It is mostly quiet in the street where I “patrol”. The street is usually deserted, apart from the soldiers at the checkpoints and the odd Palestinian. The shops are all closed down. Their doors are all green but rotten because they are not used or painted or looked after. Most of them have David’s stars painted on them, just like the Nazis used to paint swastikas on Jews’ shops. Now it is Palestinian shops that have a Jewish sign on their doors.

Some pavements appear completely broken, as if some one had been repairing the underground pipes but had forgotten to close the crack. Fig 31

The broken street, K. explains, is also a common practice, to remove the pavement to humiliate them just a bit more, and make their lives just a little bit more impossible.

There is a feeling of being in a cemetery here, really, it is so silent. The only constant sounds I can here are the very distant, as if coming from a dream, of tooting horns. If it that part of Hebron had not been the first thing that I saw of the city, I would be still wondering where those distant tootings were coming from. I imagine the settlers must be wondering that too because, according to D., they are not allowed to visit the “Arab” zone of Hebron, and in fact I have never seen a single settler in the nice part of Hebron.

The only noise that breaks the silence within the area that is officially under Israeli control, and where Palestinians still “live”, are the settlers’ cars. In the Israel controlled zone, Palestinians are not allowed to travel by car, or any other motorised vehicle. I have seen a couple of bikes around, but I have never seen them put through the checkpoint. Israelis are indeed allowed to drive any vehicle they want.

When D. told me on my first day that “they drive like mad” I couldn’t quite figure out what he meant, in these narrow streets, but now I do know. Since Palestinians have no right to life in the settlers’ minds, there is no reason to slow down if they see one crossing the street.

The consequences that these difference of rights have on their daily lives are quite painful, even seen from the comfort of the stone where I’m sitting down, witnessing. We do not know how the settlers do their shopping as we only see them in their cars or when they take leisure walks, but we have seen Palestinians carry heavy loads on carts and on foot, slowly, all along the street.

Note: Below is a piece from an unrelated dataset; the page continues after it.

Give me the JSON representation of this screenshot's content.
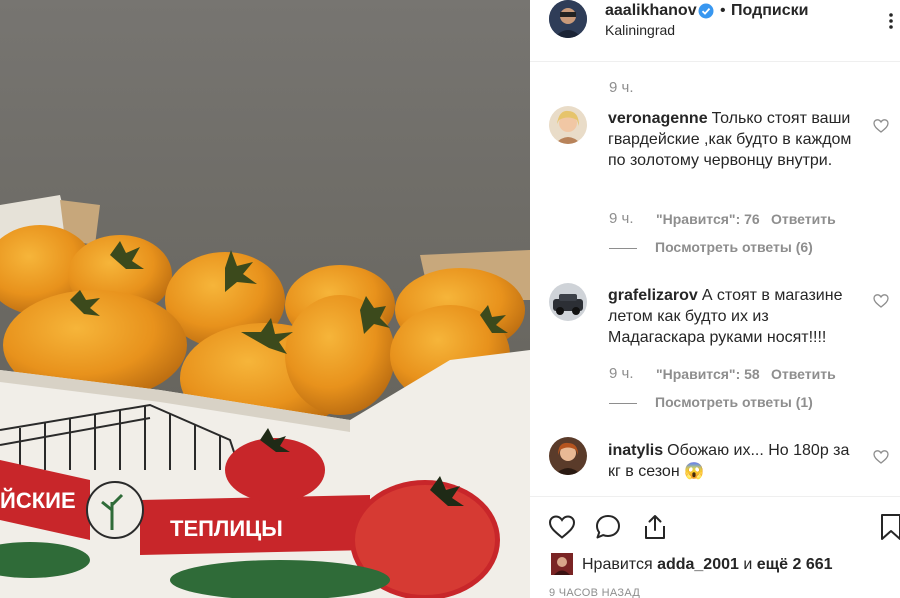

Tasks that could easily take a fraction of the time and effort. But they have to be made arduous by the will of a power that has decided that a (religious, ethnic…) group can only go around on foot or on a donkey.

While Israeli settlers go about their daily lives protected in their cars and/or with weapons on them, the Palestinians are forbidden any kind of weapons and made to walk among these armed people.

Children from the settlement go to school in a van that makes various trips a day. Palestinian children walk to and from school somewhat protected by the international presence that we foreign volunteers, armed with just our cameras, provide. And I do not dare think what would happen to these children if this continuous influx of foreigners with privileged passports stopped.

A sweeping vehicle similar to those that we can see in European cities sweeping the streets cleans the streets inhabited by Israeli settlers. As Palestinians are not allowed to drive any vehicle, the street inhabited by Palestinians has to be swept on foot, manually. So there the Palestinian sweeper goes, with his bin on wheels, sweeping the street little by little.

The sweeper disappears behind the corner towards the hill and then two mean emerge from the coffin-checkpoint. They are carrying a big sack that the soldiers make them open in order to inspect it. I can not see the content from here but it looks very heavy. The kind of load you would carry in a car or at least a cart. But carts are not allowed through that checkpoint.

When the soldiers lets them go, the men continue along the street, in front of me. One walks backwards, facing the sack and his friend. Every four or five steps, they stop, they leave the sack on the pavement for a few seconds, and then start walking again. They smile at me and they continue with their sack, stopping, resting and walking, stopping, resting and walking, slowly, towards the stairs at the other end of the street. Finally they step up the stairs and I can’t see them any more.

There are two skips, full of rubbish, opposite the checkpoint. One skip is for the Israeli rubbish; the other one is for Palestinian rubbish. Both of them are on a Palestinian street. It seems that the Israeli settlers consider themselves too pure to keep their rubbish container in their street.

A huge lorry with Israeli plates brings rubbish and throws it into the Israeli skips. The lorry is driven by a Palestinian – they can not drive their own vehicles, but they can drive Israeli vehicles in order to provide services for the Israelis. The Palestinian skip can not be filled with a lorry, since the Palestinians can not drive motorised vehicles here. So the Palestinians have the manage the Israeli rubbish with Israeli lorries, but their own by hand.